In a statement to WBZ-TV, Tufts University spokesperson Patrick Collins said the university vowed to “hold accountable community members who engage in conduct that violates university policy.” .

Collins also threw cold water on the goals of student activists when he clarified the university’s position: “We do not support the (boycott, divestment, and sanctions) movement.”

On Friday, University of North Carolina students set up tents, lawn chairs and blankets on the grounds of the school’s Chapel Hill campus, played music and chanted “In both English and Arabic.” According to the Daily Tar Heel.

During the demonstration, the quad, which was decorated with streamers in red, green, black and white, the colors of the Palestinian flag, echoed the chant: “Disclose, strip, we will not stop, we will not rest.”

University administrators warned the group around 2 p.m. that the tents had to be removed because they violated fire and safety codes, the publication said.

In response, students lifted their tents and placed them on chairs so that they did not touch the lawn.

But within an hour, the tents were removed and the crowd dispersed without incident as police began lining up on campus.

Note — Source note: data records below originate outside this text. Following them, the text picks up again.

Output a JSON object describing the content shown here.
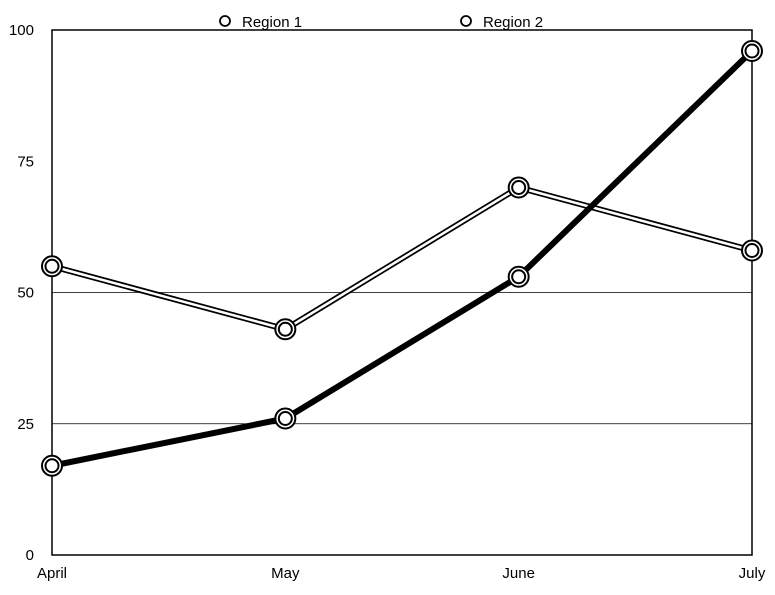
{
  "chart_data": {
    "type": "line",
    "title": "",
    "xlabel": "",
    "ylabel": "",
    "categories": [
      "April",
      "May",
      "June",
      "July"
    ],
    "ylim": [
      0,
      100
    ],
    "yticks": [
      0,
      25,
      50,
      75,
      100
    ],
    "gridlines_y": [
      25,
      50
    ],
    "legend_position": "top",
    "series": [
      {
        "name": "Region 1",
        "values": [
          55,
          43,
          70,
          58
        ],
        "color": "#000000",
        "style": "outline"
      },
      {
        "name": "Region 2",
        "values": [
          17,
          26,
          53,
          96
        ],
        "color": "#000000",
        "style": "thick"
      }
    ]
  }
}
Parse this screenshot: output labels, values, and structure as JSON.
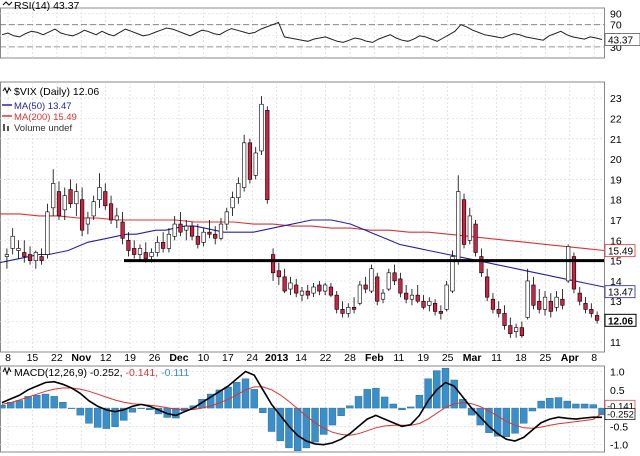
{
  "rsi": {
    "label_name": "RSI(14)",
    "label_value": "43.37",
    "ticks": [
      "90",
      "70",
      "50",
      "30"
    ],
    "last_value": "43.37",
    "upper": 70,
    "lower": 30,
    "series": [
      52,
      55,
      50,
      48,
      54,
      58,
      56,
      52,
      57,
      62,
      55,
      52,
      50,
      54,
      60,
      56,
      52,
      58,
      53,
      50,
      56,
      62,
      58,
      54,
      50,
      52,
      56,
      60,
      64,
      62,
      58,
      54,
      50,
      55,
      60,
      58,
      54,
      52,
      58,
      63,
      60,
      57,
      54,
      56,
      62,
      66,
      70,
      74,
      48,
      46,
      44,
      42,
      40,
      44,
      46,
      48,
      44,
      40,
      38,
      42,
      46,
      44,
      40,
      38,
      44,
      48,
      52,
      46,
      42,
      40,
      44,
      50,
      48,
      44,
      40,
      46,
      52,
      58,
      70,
      66,
      60,
      56,
      52,
      50,
      48,
      46,
      50,
      54,
      52,
      48,
      46,
      44,
      42,
      50,
      54,
      58,
      52,
      48,
      46,
      44,
      48,
      46,
      43.37
    ]
  },
  "price": {
    "symbol": "$VIX (Daily) 12.06",
    "ma50_label": "MA(50) 13.47",
    "ma200_label": "MA(200) 15.49",
    "volume_label": "Volume undef",
    "y_ticks": [
      "23",
      "22",
      "21",
      "20",
      "19",
      "18",
      "17",
      "16",
      "15",
      "14",
      "13",
      "12",
      "11"
    ],
    "last_price": "12.06",
    "ma50_last": "13.47",
    "ma200_last": "15.49",
    "price_line_15": "15"
  },
  "x_axis": [
    "8",
    "15",
    "22",
    "Nov",
    "12",
    "19",
    "26",
    "Dec",
    "10",
    "17",
    "24",
    "2013",
    "14",
    "22",
    "28",
    "Feb",
    "11",
    "19",
    "25",
    "Mar",
    "11",
    "18",
    "25",
    "Apr",
    "8"
  ],
  "macd": {
    "label_name": "MACD(12,26,9)",
    "macd_value": "-0.252",
    "signal_value": "-0.141",
    "hist_value": "-0.111",
    "ticks": [
      "1.0",
      "0.5",
      "0.0",
      "-0.5",
      "-1.0"
    ],
    "right_labels": [
      "-0.141",
      "-0.252"
    ]
  },
  "colors": {
    "up": "#ffffff",
    "down": "#cc2244",
    "ma50": "#2222aa",
    "ma200": "#dd3333",
    "macd_line": "#000000",
    "signal_line": "#dd3333",
    "hist": "#3a8fc8",
    "rsi_line": "#222222"
  },
  "chart_data": {
    "type": "line",
    "title": "$VIX (Daily) 12.06",
    "ylim": [
      10.5,
      23.5
    ],
    "candles": [
      {
        "o": 15.2,
        "h": 15.6,
        "l": 14.6,
        "c": 15.3
      },
      {
        "o": 15.6,
        "h": 16.6,
        "l": 15.3,
        "c": 16.2
      },
      {
        "o": 15.5,
        "h": 16.0,
        "l": 15.1,
        "c": 15.6
      },
      {
        "o": 15.4,
        "h": 16.0,
        "l": 14.9,
        "c": 15.2
      },
      {
        "o": 15.3,
        "h": 15.7,
        "l": 14.8,
        "c": 15.0
      },
      {
        "o": 15.0,
        "h": 15.5,
        "l": 14.6,
        "c": 15.4
      },
      {
        "o": 15.2,
        "h": 15.6,
        "l": 14.8,
        "c": 15.0
      },
      {
        "o": 15.3,
        "h": 17.8,
        "l": 15.1,
        "c": 17.4
      },
      {
        "o": 17.6,
        "h": 19.5,
        "l": 17.2,
        "c": 18.8
      },
      {
        "o": 18.4,
        "h": 18.9,
        "l": 17.0,
        "c": 17.2
      },
      {
        "o": 17.5,
        "h": 18.6,
        "l": 17.0,
        "c": 18.2
      },
      {
        "o": 18.5,
        "h": 19.0,
        "l": 17.6,
        "c": 17.8
      },
      {
        "o": 17.8,
        "h": 18.8,
        "l": 17.2,
        "c": 18.4
      },
      {
        "o": 18.0,
        "h": 18.6,
        "l": 16.2,
        "c": 16.5
      },
      {
        "o": 16.8,
        "h": 17.4,
        "l": 16.3,
        "c": 17.1
      },
      {
        "o": 17.2,
        "h": 18.2,
        "l": 17.0,
        "c": 17.9
      },
      {
        "o": 18.0,
        "h": 19.3,
        "l": 17.6,
        "c": 18.6
      },
      {
        "o": 18.4,
        "h": 18.8,
        "l": 17.5,
        "c": 17.7
      },
      {
        "o": 17.8,
        "h": 18.2,
        "l": 16.8,
        "c": 17.0
      },
      {
        "o": 17.0,
        "h": 17.6,
        "l": 16.6,
        "c": 17.2
      },
      {
        "o": 16.9,
        "h": 17.4,
        "l": 15.8,
        "c": 16.1
      },
      {
        "o": 16.0,
        "h": 16.4,
        "l": 15.2,
        "c": 15.5
      },
      {
        "o": 15.6,
        "h": 16.0,
        "l": 15.1,
        "c": 15.3
      },
      {
        "o": 15.3,
        "h": 15.8,
        "l": 15.0,
        "c": 15.6
      },
      {
        "o": 15.4,
        "h": 15.9,
        "l": 14.9,
        "c": 15.1
      },
      {
        "o": 15.2,
        "h": 15.6,
        "l": 14.9,
        "c": 15.4
      },
      {
        "o": 15.4,
        "h": 16.2,
        "l": 15.2,
        "c": 15.9
      },
      {
        "o": 15.9,
        "h": 16.4,
        "l": 15.4,
        "c": 15.6
      },
      {
        "o": 15.6,
        "h": 16.6,
        "l": 15.4,
        "c": 16.3
      },
      {
        "o": 16.2,
        "h": 17.2,
        "l": 16.0,
        "c": 16.8
      },
      {
        "o": 16.8,
        "h": 17.4,
        "l": 16.2,
        "c": 16.4
      },
      {
        "o": 16.5,
        "h": 17.0,
        "l": 16.0,
        "c": 16.7
      },
      {
        "o": 16.7,
        "h": 16.9,
        "l": 16.0,
        "c": 16.2
      },
      {
        "o": 16.2,
        "h": 16.8,
        "l": 15.6,
        "c": 15.8
      },
      {
        "o": 15.9,
        "h": 16.6,
        "l": 15.7,
        "c": 16.4
      },
      {
        "o": 16.4,
        "h": 17.0,
        "l": 16.1,
        "c": 16.3
      },
      {
        "o": 16.3,
        "h": 16.7,
        "l": 15.8,
        "c": 16.1
      },
      {
        "o": 16.1,
        "h": 17.1,
        "l": 16.0,
        "c": 16.8
      },
      {
        "o": 16.8,
        "h": 17.6,
        "l": 16.5,
        "c": 17.4
      },
      {
        "o": 17.6,
        "h": 18.4,
        "l": 17.2,
        "c": 18.1
      },
      {
        "o": 18.1,
        "h": 19.1,
        "l": 17.8,
        "c": 18.8
      },
      {
        "o": 18.6,
        "h": 21.2,
        "l": 18.4,
        "c": 20.8
      },
      {
        "o": 20.8,
        "h": 21.0,
        "l": 18.8,
        "c": 19.0
      },
      {
        "o": 19.2,
        "h": 20.6,
        "l": 19.0,
        "c": 20.3
      },
      {
        "o": 20.4,
        "h": 23.1,
        "l": 20.2,
        "c": 22.7
      },
      {
        "o": 22.4,
        "h": 22.6,
        "l": 17.8,
        "c": 18.0
      },
      {
        "o": 15.3,
        "h": 15.6,
        "l": 14.0,
        "c": 14.4
      },
      {
        "o": 14.5,
        "h": 14.9,
        "l": 13.8,
        "c": 14.2
      },
      {
        "o": 14.2,
        "h": 14.6,
        "l": 13.4,
        "c": 13.5
      },
      {
        "o": 13.6,
        "h": 14.2,
        "l": 13.3,
        "c": 13.9
      },
      {
        "o": 13.8,
        "h": 14.1,
        "l": 13.2,
        "c": 13.4
      },
      {
        "o": 13.3,
        "h": 13.7,
        "l": 13.0,
        "c": 13.5
      },
      {
        "o": 13.5,
        "h": 13.8,
        "l": 13.1,
        "c": 13.3
      },
      {
        "o": 13.4,
        "h": 13.9,
        "l": 13.2,
        "c": 13.7
      },
      {
        "o": 13.8,
        "h": 14.0,
        "l": 13.3,
        "c": 13.5
      },
      {
        "o": 13.5,
        "h": 13.9,
        "l": 13.3,
        "c": 13.8
      },
      {
        "o": 13.7,
        "h": 13.9,
        "l": 13.2,
        "c": 13.3
      },
      {
        "o": 13.3,
        "h": 13.5,
        "l": 12.4,
        "c": 12.6
      },
      {
        "o": 12.6,
        "h": 13.0,
        "l": 12.2,
        "c": 12.4
      },
      {
        "o": 12.4,
        "h": 12.9,
        "l": 12.2,
        "c": 12.7
      },
      {
        "o": 12.7,
        "h": 13.2,
        "l": 12.4,
        "c": 12.6
      },
      {
        "o": 12.9,
        "h": 14.0,
        "l": 12.8,
        "c": 13.8
      },
      {
        "o": 13.8,
        "h": 14.2,
        "l": 13.4,
        "c": 13.6
      },
      {
        "o": 13.5,
        "h": 14.8,
        "l": 13.4,
        "c": 14.6
      },
      {
        "o": 14.2,
        "h": 14.4,
        "l": 12.8,
        "c": 13.0
      },
      {
        "o": 13.1,
        "h": 13.6,
        "l": 12.9,
        "c": 13.4
      },
      {
        "o": 13.6,
        "h": 14.6,
        "l": 13.5,
        "c": 14.4
      },
      {
        "o": 14.4,
        "h": 14.8,
        "l": 13.8,
        "c": 14.0
      },
      {
        "o": 14.1,
        "h": 14.4,
        "l": 13.2,
        "c": 13.4
      },
      {
        "o": 13.4,
        "h": 13.8,
        "l": 12.9,
        "c": 13.1
      },
      {
        "o": 13.1,
        "h": 13.6,
        "l": 12.8,
        "c": 13.3
      },
      {
        "o": 13.3,
        "h": 13.8,
        "l": 12.9,
        "c": 13.0
      },
      {
        "o": 13.0,
        "h": 13.3,
        "l": 12.6,
        "c": 12.7
      },
      {
        "o": 12.8,
        "h": 13.2,
        "l": 12.5,
        "c": 13.0
      },
      {
        "o": 12.9,
        "h": 13.1,
        "l": 12.3,
        "c": 12.5
      },
      {
        "o": 12.5,
        "h": 12.8,
        "l": 12.1,
        "c": 12.4
      },
      {
        "o": 12.6,
        "h": 14.0,
        "l": 12.5,
        "c": 13.8
      },
      {
        "o": 13.5,
        "h": 15.5,
        "l": 13.4,
        "c": 15.2
      },
      {
        "o": 15.0,
        "h": 19.2,
        "l": 14.8,
        "c": 18.4
      },
      {
        "o": 18.0,
        "h": 18.3,
        "l": 15.6,
        "c": 15.8
      },
      {
        "o": 16.0,
        "h": 17.6,
        "l": 15.8,
        "c": 17.2
      },
      {
        "o": 16.8,
        "h": 17.0,
        "l": 15.2,
        "c": 15.4
      },
      {
        "o": 15.2,
        "h": 15.6,
        "l": 14.2,
        "c": 14.4
      },
      {
        "o": 14.2,
        "h": 14.6,
        "l": 13.0,
        "c": 13.2
      },
      {
        "o": 13.1,
        "h": 13.4,
        "l": 12.4,
        "c": 12.6
      },
      {
        "o": 12.6,
        "h": 13.0,
        "l": 12.2,
        "c": 12.4
      },
      {
        "o": 12.4,
        "h": 12.8,
        "l": 11.6,
        "c": 11.8
      },
      {
        "o": 11.8,
        "h": 12.2,
        "l": 11.2,
        "c": 11.4
      },
      {
        "o": 11.5,
        "h": 11.9,
        "l": 11.2,
        "c": 11.7
      },
      {
        "o": 11.7,
        "h": 12.0,
        "l": 11.2,
        "c": 11.3
      },
      {
        "o": 12.2,
        "h": 14.6,
        "l": 12.1,
        "c": 14.0
      },
      {
        "o": 13.8,
        "h": 14.2,
        "l": 12.6,
        "c": 12.8
      },
      {
        "o": 13.0,
        "h": 13.6,
        "l": 12.4,
        "c": 12.6
      },
      {
        "o": 12.6,
        "h": 13.5,
        "l": 12.3,
        "c": 13.2
      },
      {
        "o": 13.0,
        "h": 13.4,
        "l": 12.2,
        "c": 12.5
      },
      {
        "o": 12.7,
        "h": 13.5,
        "l": 12.5,
        "c": 13.2
      },
      {
        "o": 13.1,
        "h": 13.6,
        "l": 12.6,
        "c": 12.8
      },
      {
        "o": 14.0,
        "h": 15.8,
        "l": 13.9,
        "c": 15.7
      },
      {
        "o": 15.2,
        "h": 15.4,
        "l": 13.4,
        "c": 13.6
      },
      {
        "o": 13.4,
        "h": 13.7,
        "l": 12.8,
        "c": 13.0
      },
      {
        "o": 12.9,
        "h": 13.2,
        "l": 12.4,
        "c": 12.6
      },
      {
        "o": 12.6,
        "h": 12.9,
        "l": 12.2,
        "c": 12.4
      },
      {
        "o": 12.3,
        "h": 12.5,
        "l": 11.9,
        "c": 12.06
      }
    ],
    "ma50": [
      14.9,
      15.0,
      15.1,
      15.2,
      15.3,
      15.3,
      15.4,
      15.5,
      15.7,
      15.9,
      16.0,
      16.1,
      16.2,
      16.3,
      16.3,
      16.4,
      16.5,
      16.5,
      16.6,
      16.7,
      16.7,
      16.6,
      16.5,
      16.4,
      16.4,
      16.4,
      16.4,
      16.5,
      16.6,
      16.7,
      16.8,
      16.9,
      17.0,
      17.0,
      17.0,
      16.9,
      16.8,
      16.6,
      16.4,
      16.2,
      16.0,
      15.8,
      15.7,
      15.6,
      15.5,
      15.4,
      15.3,
      15.2,
      15.1,
      15.0,
      14.9,
      14.8,
      14.7,
      14.6,
      14.5,
      14.4,
      14.3,
      14.2,
      14.1,
      14.0,
      13.9,
      13.8,
      13.7
    ],
    "ma200": [
      17.3,
      17.3,
      17.2,
      17.2,
      17.1,
      17.1,
      17.0,
      17.0,
      17.0,
      17.0,
      16.9,
      16.9,
      16.9,
      16.8,
      16.8,
      16.7,
      16.7,
      16.6,
      16.6,
      16.5,
      16.5,
      16.4,
      16.4,
      16.3,
      16.2,
      16.1,
      16.0,
      15.9,
      15.8,
      15.7,
      15.6,
      15.5
    ],
    "resistance_level": 15.0,
    "macd": [
      0.15,
      0.25,
      0.35,
      0.5,
      0.6,
      0.7,
      0.72,
      0.65,
      0.55,
      0.4,
      0.2,
      0.05,
      -0.05,
      -0.1,
      -0.05,
      0.05,
      0.1,
      0.05,
      -0.05,
      -0.15,
      -0.2,
      -0.1,
      0.0,
      0.15,
      0.3,
      0.45,
      0.6,
      0.8,
      1.0,
      0.9,
      0.5,
      0.1,
      -0.2,
      -0.5,
      -0.75,
      -0.9,
      -0.98,
      -1.0,
      -0.95,
      -0.85,
      -0.7,
      -0.5,
      -0.3,
      -0.2,
      -0.3,
      -0.4,
      -0.5,
      -0.45,
      -0.2,
      0.2,
      0.5,
      0.7,
      0.6,
      0.3,
      0.0,
      -0.25,
      -0.5,
      -0.7,
      -0.85,
      -0.9,
      -0.8,
      -0.6,
      -0.4,
      -0.3,
      -0.25,
      -0.28,
      -0.3,
      -0.27,
      -0.25,
      -0.252
    ],
    "signal": [
      0.1,
      0.15,
      0.22,
      0.3,
      0.38,
      0.46,
      0.52,
      0.55,
      0.55,
      0.52,
      0.46,
      0.38,
      0.3,
      0.22,
      0.16,
      0.12,
      0.1,
      0.08,
      0.05,
      0.01,
      -0.03,
      -0.05,
      -0.04,
      0.0,
      0.06,
      0.14,
      0.24,
      0.36,
      0.5,
      0.58,
      0.58,
      0.5,
      0.36,
      0.18,
      -0.02,
      -0.22,
      -0.4,
      -0.55,
      -0.66,
      -0.72,
      -0.74,
      -0.7,
      -0.62,
      -0.54,
      -0.49,
      -0.47,
      -0.47,
      -0.47,
      -0.42,
      -0.3,
      -0.14,
      0.02,
      0.12,
      0.15,
      0.12,
      0.04,
      -0.08,
      -0.22,
      -0.36,
      -0.47,
      -0.54,
      -0.55,
      -0.52,
      -0.47,
      -0.43,
      -0.4,
      -0.37,
      -0.34,
      -0.31,
      -0.141
    ]
  }
}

Early Monday morning in Ann Arbor, anti-Israel student demonstrators took over much of the University of Michigan’s downtown area, known as the “Diag.”

The protest was organized by the Tahrir Coalition, which is made up of more than 80 pro-Palestinian student organizations. According to the Michigan Daily.

What you need to know about the anti-Semitism controversy at Columbia University:

Columbia University President Minoush Shafik testifies during a House Education and Labor Committee hearing on April 17, 2024. AP Photo/Jose Luis Magana

Rackham graduate student Shreya Chaudhary told the outlet that the camp was “an act of solidarity with other student organizers across the country, from Columbia to UNC-Chapel Hill.”

This is a national movement that students across the country are joining to show that we will not support universities that fund and profit from genocide. ”

The group issued a press release calling on universities to “come and talk and negotiate with us.” They also accused school authorities of “consistently showing a willingness to suppress” pro-Palestinian protests more often than protests supporting other causes.

Anti-Israel protest at the University of Michigan in Ann Arbor on April 4, 2024. AP

Four students held Israeli flags and stood in front of a banner that read “Intifada.” This term refers to the Palestinian uprising against Israel that left thousands of Palestinians and hundreds of Israeli civilians dead.

Ryan Silverfein, chairman of the university’s Hillel Board of Trustees, told The Michigan Daily that he found the group’s use of the term problematic.

“We want to be here to eliminate the word intifada, because it’s a big trigger word for a lot of Jewish and Israeli students,” he said.

“It means violence. It means uprising. Many of our family members and friends were intentionally killed in terrorist attacks in Israel. So personally, I have a problem with that word.”

He and his small group of pro-Israel counter-protesters wanted to remind other Jewish and Israeli students that they too have a community on this campus and that they should not walk past such upsetting events. I was there to show you what not to do.” Look at it. ”

Back in the Empire State, House Republican Conference Chair Elise Stefanik also joined all New York House Republicans on Monday in failing to quell the “massive, unauthorized anti-Semitic riot” involving the Ivy League. They called for the immediate resignation of Colombian President Minouche Shafik. You will spend most of the week on campus.

“The time has come for Columbia University to turn the page on this shameful chapter. This can only be done with the restoration of order and your swift resignation,” Stefanik and nine other Republicans in the Empire State said. he wrote in a letter obtained exclusively by The Post.